Potsticker Soup

My daughter loves dumplings. Since I'm not often making them from scratch, I do tend to have a bag or two of frozen potstickers in my chest freezer at all times. And when we're in a bit of a rush for dinner, they become the crowning touch on a soup I could make every week and my family would keep asking for more: Potsticker Soup.

Since I tend to regularly make homemade broth of various types, I will use what I have on hand. My most recent batch and the one featured in these photos used a slightly spicy turkey broth I made after roasting a Thai curry rubbed turkey. Of course, you can always opt for your favorite brand of broth from the market as well. Just please don't use bouillon. Much of the flavor in this soup comes from the slightly-tweaked broth and bouillon tends to lean toward salty water more often than not.

Speaking of salt, the saltiness of this soup comes mostly from the soy sauce used. I like a very thick, dark soy sauce for flavoring it and tend to use a mushroom soy sauce that's so thick, it can be effectively drizzled over the top of your soup as part of your garnish, if you so choose.

Using a candy cane or golden beet will allow you to enjoy its sweet flavor in this soup without the telltale red streaking associated with ruby red beets. This is especially recommended since julienning a beet will absolutely have juice coloring your broth when using a more common red beet. You can also omit the beet and double the amount of carrot, if you prefer. As is often the case with recipes here, feel free to tweak things a bit and make it your own.
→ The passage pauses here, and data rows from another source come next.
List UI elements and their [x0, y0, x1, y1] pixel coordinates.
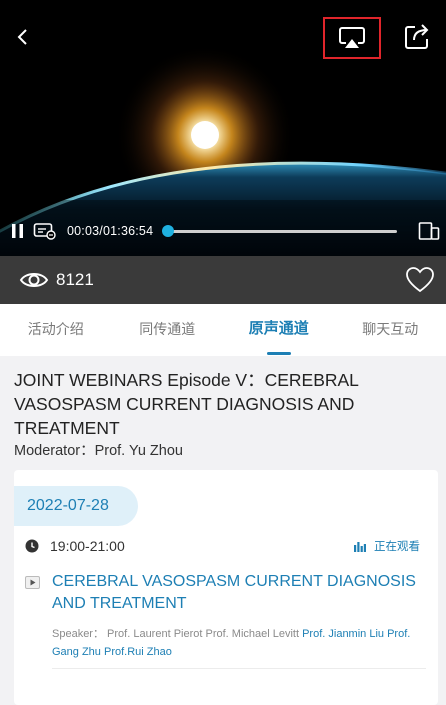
video-player[interactable]: 00:03/01:36:54 — [0, 0, 446, 256]
event-title: JOINT WEBINARS Episode V：CEREBRAL VASOSP… — [14, 370, 359, 438]
speaker-label: Speaker： — [52, 628, 104, 640]
session-card: 2022-07-28 19:00-21:00 正在观看 CEREBRAL VAS… — [14, 470, 438, 705]
session-title[interactable]: CEREBRAL VASOSPASM CURRENT DIAGNOSIS AND… — [52, 571, 432, 615]
session-speakers: Speaker： Prof. Laurent Pierot Prof. Mich… — [52, 625, 432, 661]
heart-icon — [406, 267, 434, 293]
caption-icon — [33, 223, 56, 240]
tab-activity-intro[interactable]: 活动介绍 — [0, 304, 112, 356]
caption-button[interactable] — [33, 222, 57, 240]
fullscreen-icon — [418, 222, 440, 240]
clock-icon — [25, 539, 39, 553]
fullscreen-button[interactable] — [418, 221, 440, 241]
tab-label: 聊天互动 — [362, 321, 419, 337]
views-bar: 8121 — [0, 256, 446, 304]
bars-icon — [354, 542, 366, 552]
speaker-names: Prof. Laurent Pierot Prof. Michael Levit… — [107, 628, 300, 640]
tab-bar: 活动介绍 同传通道 原声通道 聊天互动 — [0, 304, 446, 356]
playback-time: 00:03/01:36:54 — [67, 224, 153, 238]
session-time-range: 19:00-21:00 — [50, 538, 125, 554]
tab-label: 活动介绍 — [27, 321, 84, 337]
tab-label: 同传通道 — [139, 321, 196, 337]
share-icon — [405, 24, 429, 49]
airplay-icon — [339, 27, 365, 48]
tab-chat[interactable]: 聊天互动 — [335, 304, 446, 356]
airplay-button[interactable] — [323, 17, 381, 59]
event-moderator: Moderator：Prof. Yu Zhou — [14, 443, 183, 459]
current-time: 00:03 — [67, 224, 100, 238]
tab-original-channel[interactable]: 原声通道 — [223, 304, 335, 356]
player-controls: 00:03/01:36:54 — [0, 218, 446, 246]
duration: 01:36:54 — [102, 224, 154, 238]
progress-knob[interactable] — [162, 225, 175, 237]
speaker-name-highlight: Prof. Jianmin Liu — [302, 628, 385, 640]
views-count: 8121 — [56, 270, 94, 289]
tab-label: 原声通道 — [248, 320, 309, 337]
like-button[interactable] — [405, 266, 435, 294]
share-button[interactable] — [402, 22, 432, 52]
main-content: JOINT WEBINARS Episode V：CEREBRAL VASOSP… — [0, 356, 446, 705]
progress-bar[interactable] — [168, 230, 397, 233]
back-icon — [17, 29, 27, 45]
session-date: 2022-07-28 — [14, 486, 138, 526]
divider — [52, 668, 426, 669]
pause-button[interactable] — [11, 223, 25, 239]
pause-icon — [12, 224, 23, 238]
eye-icon — [19, 273, 49, 287]
video-play-icon — [25, 576, 40, 589]
active-tab-indicator — [266, 352, 291, 355]
watching-status: 正在观看 — [374, 541, 420, 553]
tab-interpretation-channel[interactable]: 同传通道 — [112, 304, 224, 356]
back-button[interactable] — [12, 22, 36, 52]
Enjoy!

Potsticker Soup

  • 8 c. broth (I used homemade turkey broth)
  • 2 green onions, thinly sliced (white section for cooking, green for garnish)
  • 2 tsp. minced garlic
  • 1 tsp. minced ginger
  • 1 T. dark sesame oil
  • 1 T. dark soy sauce (I used a thick mushroom soy sauce)
  • 1 beet, julienned (I used a candy cane beet)
  • 1 large carrot, julienned
  • 10 oz. frozen potstickers (I used pork and vegetable)

In a stockpot, combine the broth, white part of the green onions, garlic, ginger, sesame oil, and soy sauce. Heat until simmering and allow to cook for 5 minutes before straining out the white part of the green onions. Add the beet, carrot, and frozen potstickers. Return to a simmer and cook until the potstickers float to the top of the pot.

To serve, ladle the soup — being generous with apportioning the potstickers — into bowls and garnish generously with the green part of the green onions.